Layang layang (layangan) tradisional khas Palembang, di jaman Kesultanan Palembang, layangan sudah dimainkan sebagai permainan di kalangan pembesar kesultanan seperti Manteri, Raden atau pun Pangeran.
Kms. H. Andi Syarifudin dalam harian Berita Pagi Minggu, 12 Agustus 2018, menceritakan Van Sevenhoven (1821) dalam tulisan nya melukiskan tentang permainan layangan di Kesultanan Palembang sebagai berikut “Disini lagi lagi ada sebuah Bidar atau-sungguh Pancalang yang mbawa seorang Manteri, Raden atau Pangeran. Ia sungguh sibuk. Tidak ada yang mengalihkan perhatian nya. Ia melihat dengan tajam ke udara dan seorang yang baru akan berfikir, bahwa ia sedang mengawasi dengan seksama sesuatu yang ajaib di udara dan dari waktu ke waktu menceritakan kepada yang bersamanya apa yang di lihatnya. Kenyataan adalah jauh daripada itu. Orang itu kelihatanya begitu terhormat, kepada siapa banyak soal soal penting harus di laporkan, sedang menghibur diri dengan main layangan yang tali nya diperkuat dengan tumbukan gelas dan di campur dengan benda tajam lain nya dengan maksud memutuskan tali layangan lain semacam itu akan diputuskan oleh yang terakhir ini dengan tali yang juga di perkuat dengan cara yang sama.
Itulah kesibukan nya; dan tidak mengherankan! Dalam hal ini ia mengikuti rajanya yang mulia dan tuan nya yang di samping itu masih mempunyai keistimewaan yang rupa rupanya hanya dimiliki oleh keluarga raja, yaitu bahwa ia mengawasi layangan yang berada tinggi di awan dengan sebuah teropong yang biasa di pakai untuk mengikuti suatu pementasan (tonel). Yang kalah ialah orang orang yang tali layangan nya dapat di putuskan oleh lawan nya.
Di dalam rumah adat Limas, layangan dan ulakannya disimpan di ruangan pawon, digantung di dinding luar sebuah pangkeng yang berada tidak jauh dari ruang makan.

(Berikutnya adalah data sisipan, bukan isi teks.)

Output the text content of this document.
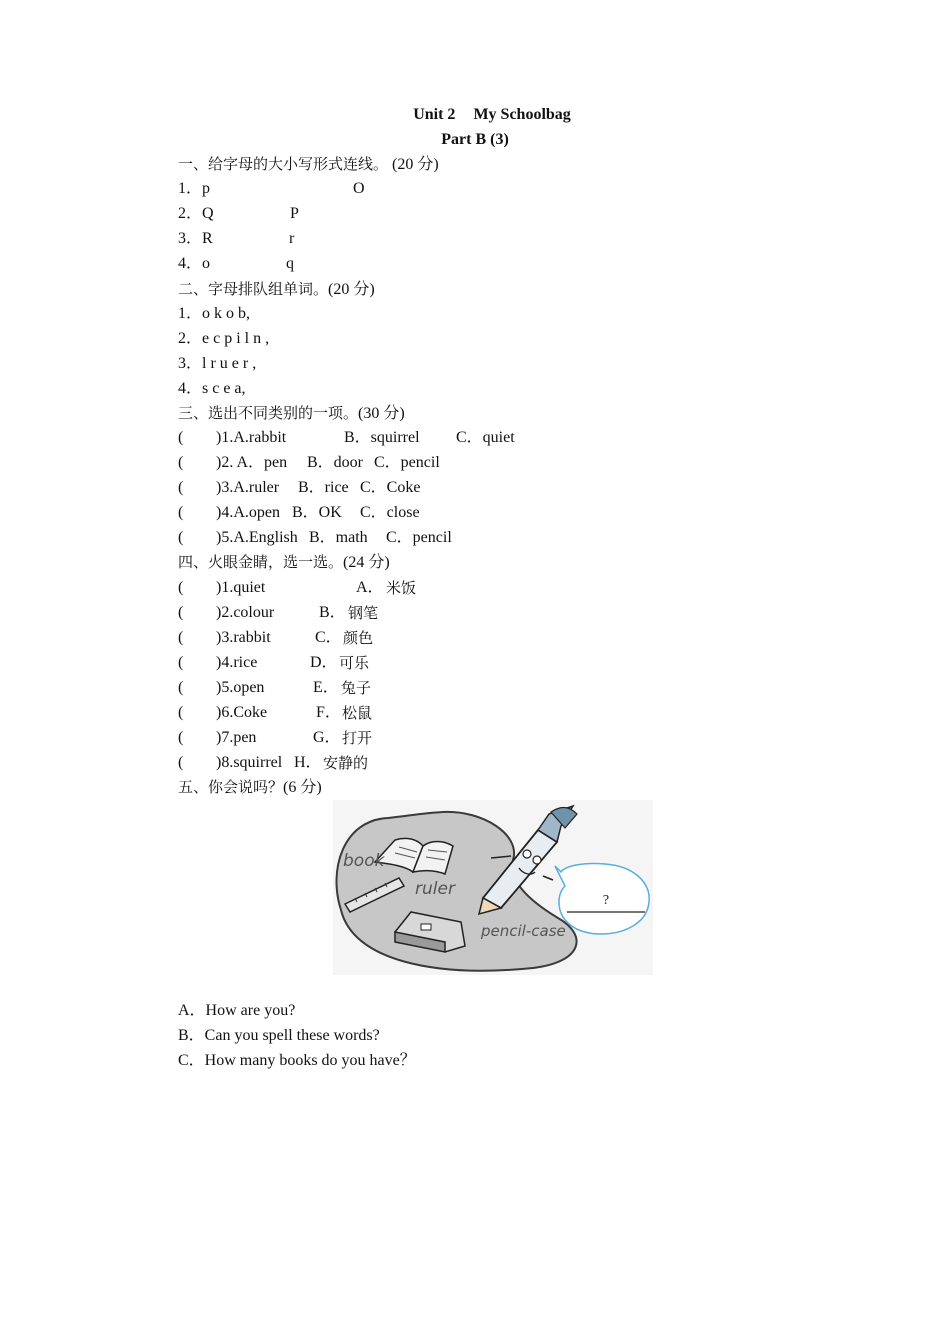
Unit 2 My Schoolbag
Part B (3)
一、给字母的大小写形式连线。 (20 分)
1．p	O
2．Q	P
3．R	r
4．o	q
二、字母排队组单词。(20 分)
1．o k o b,
2．e c p i l n ,
3．l r u e r ,
4．s c e a,
三、选出不同类别的一项。(30 分)
( )1.A.rabbit	B．squirrel C．quiet
( )2. A．pen B．door C．pencil
( )3.A.ruler B．rice C．Coke
( )4.A.open B．OK C．close
( )5.A.English B．math C．pencil
四、火眼金睛，选一选。(24 分)
( )1.quiet	A． 米饭
( )2.colour	B． 钢笔
( )3.rabbit	C． 颜色
( )4.rice	D． 可乐
( )5.open	E． 兔子
( )6.Coke	F． 松鼠
( )7.pen	G． 打开
( )8.squirrel H． 安静的
五、你会说吗？(6 分)
book
ruler
pencil-case
?
A．How are you?
B．Can you spell these words?
C．How many books do you have？
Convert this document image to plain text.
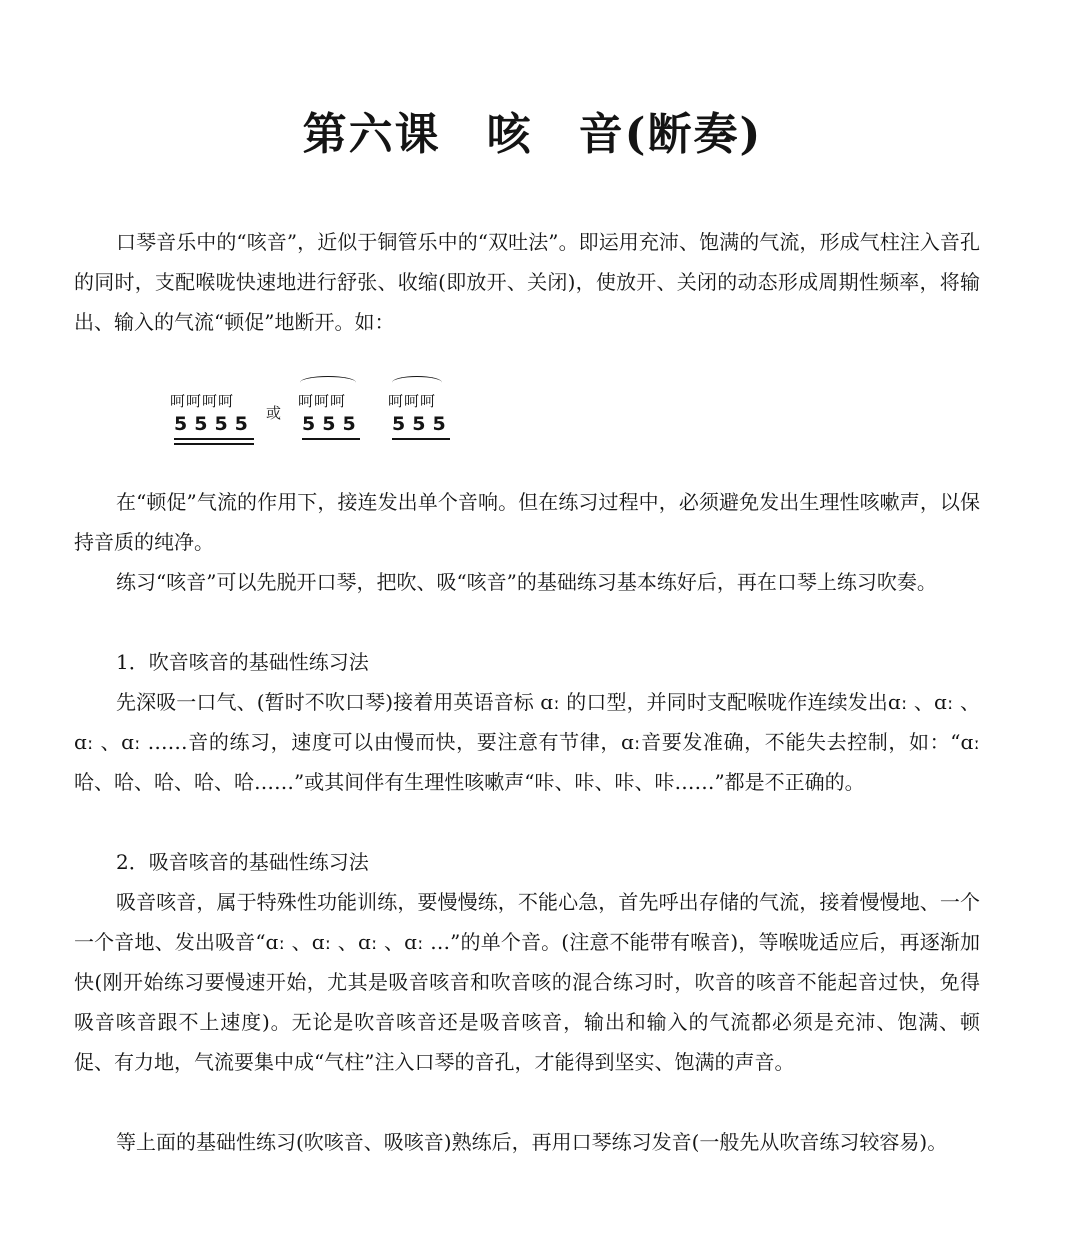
第六课　咳　音(断奏)

口琴音乐中的“咳音”，近似于铜管乐中的“双吐法”。即运用充沛、饱满的气流，形成气柱注入音孔的同时，支配喉咙快速地进行舒张、收缩(即放开、关闭)，使放开、关闭的动态形成周期性频率，将输出、输入的气流“顿促”地断开。如：

呵呵呵呵
5555 或
呵呵呵
555
呵呵呵
555

在“顿促”气流的作用下，接连发出单个音响。但在练习过程中，必须避免发出生理性咳嗽声，以保持音质的纯净。

练习“咳音”可以先脱开口琴，把吹、吸“咳音”的基础练习基本练好后，再在口琴上练习吹奏。

1．吹音咳音的基础性练习法

先深吸一口气、(暂时不吹口琴)接着用英语音标 ɑː 的口型，并同时支配喉咙作连续发出ɑː 、ɑː 、ɑː 、ɑː ……音的练习，速度可以由慢而快，要注意有节律，ɑː音要发准确，不能失去控制，如：“ɑː 哈、哈、哈、哈、哈……”或其间伴有生理性咳嗽声“咔、咔、咔、咔……”都是不正确的。

2．吸音咳音的基础性练习法

吸音咳音，属于特殊性功能训练，要慢慢练，不能心急，首先呼出存储的气流，接着慢慢地、一个一个音地、发出吸音“ɑː 、ɑː 、ɑː 、ɑː …”的单个音。(注意不能带有喉音)，等喉咙适应后，再逐渐加快(刚开始练习要慢速开始，尤其是吸音咳音和吹音咳的混合练习时，吹音的咳音不能起音过快，免得吸音咳音跟不上速度)。无论是吹音咳音还是吸音咳音，输出和输入的气流都必须是充沛、饱满、顿促、有力地，气流要集中成“气柱”注入口琴的音孔，才能得到坚实、饱满的声音。

等上面的基础性练习(吹咳音、吸咳音)熟练后，再用口琴练习发音(一般先从吹音练习较容易)。
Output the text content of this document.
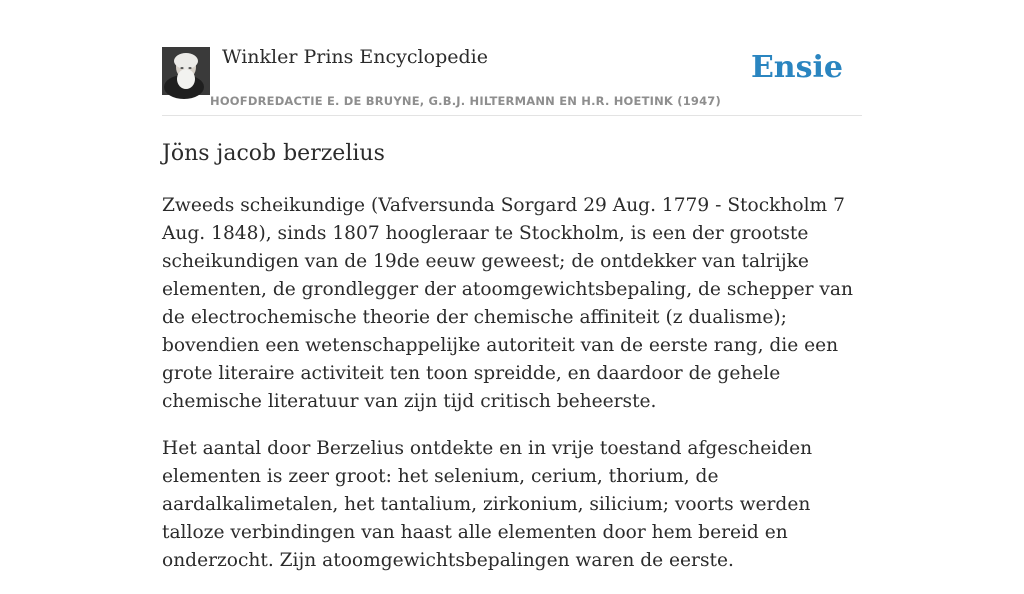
Winkler Prins Encyclopedie	Ensie
HOOFDREDACTIE E. DE BRUYNE, G.B.J. HILTERMANN EN H.R. HOETINK (1947)
Jöns jacob berzelius

Zweeds scheikundige (Vafversunda Sorgard 29 Aug. 1779 - Stockholm 7 Aug. 1848), sinds 1807 hoogleraar te Stockholm, is een der grootste scheikundigen van de 19de eeuw geweest; de ontdekker van talrijke elementen, de grondlegger der atoomgewichtsbepaling, de schepper van de electrochemische theorie der chemische affiniteit (z dualisme); bovendien een wetenschappelijke autoriteit van de eerste rang, die een grote literaire activiteit ten toon spreidde, en daardoor de gehele chemische literatuur van zijn tijd critisch beheerste.

Het aantal door Berzelius ontdekte en in vrije toestand afgescheiden elementen is zeer groot: het selenium, cerium, thorium, de aardalkalimetalen, het tantalium, zirkonium, silicium; voorts werden talloze verbindingen van haast alle elementen door hem bereid en onderzocht. Zijn atoomgewichtsbepalingen waren de eerste.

*UPAYA PELESTARIAN DAN PENGEMBANGAN*
Aktivitas permainan tradisional ini sekarang dikenal dengan nama Pecian oleh masyarakat Palembang. Melalui Undang Undang Republik Indonesia Nomor 11 tahun 2022 tentang Keolahragaan permainan tradisional masuk dalam kategori olah raga masyarakat.
Upaya Pelestarian di lakukan oleh BKKBN, Pemprov Sumsel melalui pendirian kampung KB Layang Layang di Lorong Sei Tawar I, Kelurahan 29 Ilir, Kecamatan Ilir Barat II, Kota Palembang, Provinsi Sumatera Selatan. Dinamai kampung KB layang layang karena dulunya di kampung ini banyak pengerajin layang layang.
Pendirian komunitas/klub layang layang oleh pegiat layangan aduan. Berdasarkan laporan Perkumpulan Pelayang Seluruh Indonesia (PELANGI) Kota Palembang terdapat 74 klub/komunitas layangan aduan yang terdaftar di PELANGI. Para pegiat layangan aduan di Palembang memberikan kontribusi pelestarian dan pengembangan melalui aturan permainan, spesifikasi ukuran layangan 48 cm yang lentur menyesuaikan tipe angin di kota Palembang, kemudian aturan penggunaan gelasan katun yang ramah lingkungan merupakan komitmen mendukung pelestarian lingkungan hidup. Upaya pelestarian permainan tradisional dan olahraga masyarakat ini telah berpengaruh pada tingginya permintaan pasar produk layangan khas Palembang yang berasal dari kabupaten kota seperti Ogan Ilir, Muara Enim, Prabumulih, dan penjualan jenis gelasan katun di toko toko peralatan layangan relatif stabil.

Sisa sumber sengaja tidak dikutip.